Anthony Morelli had permanent nerve damage that caused spasms. His doctor put him on some restrictions: no heavy lifting and every four to six months, he needs to spend two days in bed after receiving treatment.

The company he worked for, Prestige Care, Inc., Prestige Senior Living, LLC, refused to accommodate Morelli, requiring him to lift heavy things and to find his own replacements on the days he needed to take off.

This is an error that your business may make as well. 

100 percent healed and 100 percent fit for duty is unlawful

Want to know how to violate the Americans With Disabilities Act 100 percent of the time? Simple! Have an inflexible leave policy that requires workers to be 100 percent healed and 100 percent fit for duty before they can return to work; as opposed to giving reasonable accommodations.

Sure, you want your employees to be healthy all the time, but the law doesn't require that.

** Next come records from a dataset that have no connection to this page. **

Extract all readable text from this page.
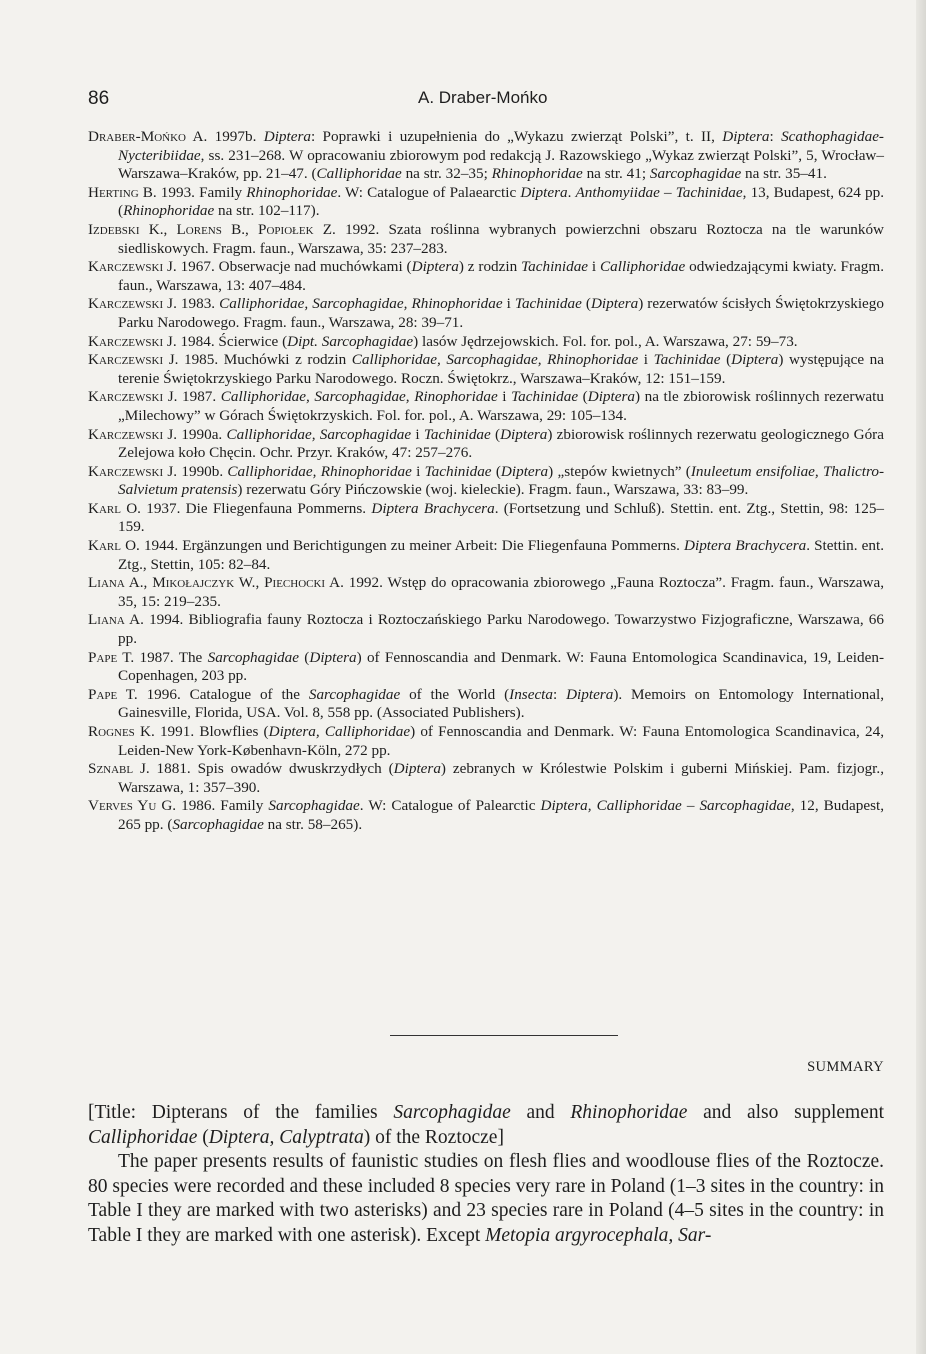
86	A. Draber-Mońko

Draber-Mońko A. 1997b. Diptera: Poprawki i uzupełnienia do „Wykazu zwierząt Polski”, t. II, Diptera: Scathophagidae-Nycteribiidae, ss. 231–268. W opracowaniu zbiorowym pod redakcją J. Razowskiego „Wykaz zwierząt Polski”, 5, Wrocław–Warszawa–Kraków, pp. 21–47. (Calliphoridae na str. 32–35; Rhinophoridae na str. 41; Sarcophagidae na str. 35–41.

Herting B. 1993. Family Rhinophoridae. W: Catalogue of Palaearctic Diptera. Anthomyiidae – Tachinidae, 13, Budapest, 624 pp. (Rhinophoridae na str. 102–117).

Izdebski K., Lorens B., Popiołek Z. 1992. Szata roślinna wybranych powierzchni obszaru Roztocza na tle warunków siedliskowych. Fragm. faun., Warszawa, 35: 237–283.

Karczewski J. 1967. Obserwacje nad muchówkami (Diptera) z rodzin Tachinidae i Calliphoridae odwiedzającymi kwiaty. Fragm. faun., Warszawa, 13: 407–484.

Karczewski J. 1983. Calliphoridae, Sarcophagidae, Rhinophoridae i Tachinidae (Diptera) rezerwatów ścisłych Świętokrzyskiego Parku Narodowego. Fragm. faun., Warszawa, 28: 39–71.

Karczewski J. 1984. Ścierwice (Dipt. Sarcophagidae) lasów Jędrzejowskich. Fol. for. pol., A. Warszawa, 27: 59–73.

Karczewski J. 1985. Muchówki z rodzin Calliphoridae, Sarcophagidae, Rhinophoridae i Tachinidae (Diptera) występujące na terenie Świętokrzyskiego Parku Narodowego. Roczn. Świętokrz., Warszawa–Kraków, 12: 151–159.

Karczewski J. 1987. Calliphoridae, Sarcophagidae, Rinophoridae i Tachinidae (Diptera) na tle zbiorowisk roślinnych rezerwatu „Milechowy” w Górach Świętokrzyskich. Fol. for. pol., A. Warszawa, 29: 105–134.

Karczewski J. 1990a. Calliphoridae, Sarcophagidae i Tachinidae (Diptera) zbiorowisk roślinnych rezerwatu geologicznego Góra Zelejowa koło Chęcin. Ochr. Przyr. Kraków, 47: 257–276.

Karczewski J. 1990b. Calliphoridae, Rhinophoridae i Tachinidae (Diptera) „stepów kwietnych” (Inuleetum ensifoliae, Thalictro-Salvietum pratensis) rezerwatu Góry Pińczowskie (woj. kieleckie). Fragm. faun., Warszawa, 33: 83–99.

Karl O. 1937. Die Fliegenfauna Pommerns. Diptera Brachycera. (Fortsetzung und Schluß). Stettin. ent. Ztg., Stettin, 98: 125–159.

Karl O. 1944. Ergänzungen und Berichtigungen zu meiner Arbeit: Die Fliegenfauna Pommerns. Diptera Brachycera. Stettin. ent. Ztg., Stettin, 105: 82–84.

Liana A., Mikołajczyk W., Piechocki A. 1992. Wstęp do opracowania zbiorowego „Fauna Roztocza”. Fragm. faun., Warszawa, 35, 15: 219–235.

Liana A. 1994. Bibliografia fauny Roztocza i Roztoczańskiego Parku Narodowego. Towarzystwo Fizjograficzne, Warszawa, 66 pp.

Pape T. 1987. The Sarcophagidae (Diptera) of Fennoscandia and Denmark. W: Fauna Entomologica Scandinavica, 19, Leiden-Copenhagen, 203 pp.

Pape T. 1996. Catalogue of the Sarcophagidae of the World (Insecta: Diptera). Memoirs on Entomology International, Gainesville, Florida, USA. Vol. 8, 558 pp. (Associated Publishers).

Rognes K. 1991. Blowflies (Diptera, Calliphoridae) of Fennoscandia and Denmark. W: Fauna Entomologica Scandinavica, 24, Leiden-New York-København-Köln, 272 pp.

Sznabl J. 1881. Spis owadów dwuskrzydłych (Diptera) zebranych w Królestwie Polskim i guberni Mińskiej. Pam. fizjogr., Warszawa, 1: 357–390.

Verves Yu G. 1986. Family Sarcophagidae. W: Catalogue of Palearctic Diptera, Calliphoridae – Sarcophagidae, 12, Budapest, 265 pp. (Sarcophagidae na str. 58–265).

SUMMARY

[Title: Dipterans of the families Sarcophagidae and Rhinophoridae and also supplement Calliphoridae (Diptera, Calyptrata) of the Roztocze]

The paper presents results of faunistic studies on flesh flies and woodlouse flies of the Roztocze. 80 species were recorded and these included 8 species very rare in Poland (1–3 sites in the country: in Table I they are marked with two asterisks) and 23 species rare in Poland (4–5 sites in the country: in Table I they are marked with one asterisk). Except Metopia argyrocephala, Sar-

In fact, it often requires you to support an employee with a disability. If light duty is possible, or there is another remedy available, you need to go down that road.

Lots of people are familiar with the Family Medical Leave Act, which provides protection for employees who have at least one year of tenure with a company and meet the other criteria. But the Americans With Disabilities Act, or ADA, has no waiting period and requires that you have just 15 employees. (Some states have lower limits.)

Morelli brought up his health problems in the job interview, and the company said that was fine, but then they didn't accommodate him as needed. He wasn't required to bring up needed accommodations during the job interview--he could have waited until his first day of work. And you can't ask, other than "Can you perform all the core functions of this job, with or without reasonable accommodations?" 

You can't skip the "interactive process"

The ADA doesn't require that you provide whatever accommodations an eligible employee asks for. It does require that you go through an interactive process--that means there's a back and forth between the employee and the company. It's possible that there will be no reasonable accommodation.

For instance, Morelli was a cook, and avoiding heavy lifting would probably be reasonable. He wasn't alone in the kitchen. 

But if he'd been a furniture delivery person, there is no reasonable accommodation for being unable to lift 50 pounds regularly. A furniture delivery company could say, "Sorry, we can't accommodate you."

Morelli needed two days off every four to six months. While the courts have ruled that regular attendance can be considered a core function of a job, you'd be hard-pressed to find any court that would say four to six days off per year was unreasonable. 

Because Prestige Care had its 100 percent fit/100 percent healthy policy, the company did not go through the interactive process and look for a solution that would work for everyone. You absolutely cannot skip this step in the process. 

It's possible that you can go through the process and not find a solution that is reasonable--like the aforementioned theoretical delivery driver. A surgeon who goes blind can no longer operate, but a blind coder can use software to assist. Don't assume you know there is no solution. Go through the interactive process.

Or you can be like Prestige and ignore seeking out reasonable accommodations for your employees and get a $2 million hand slap and an invasive consent decree.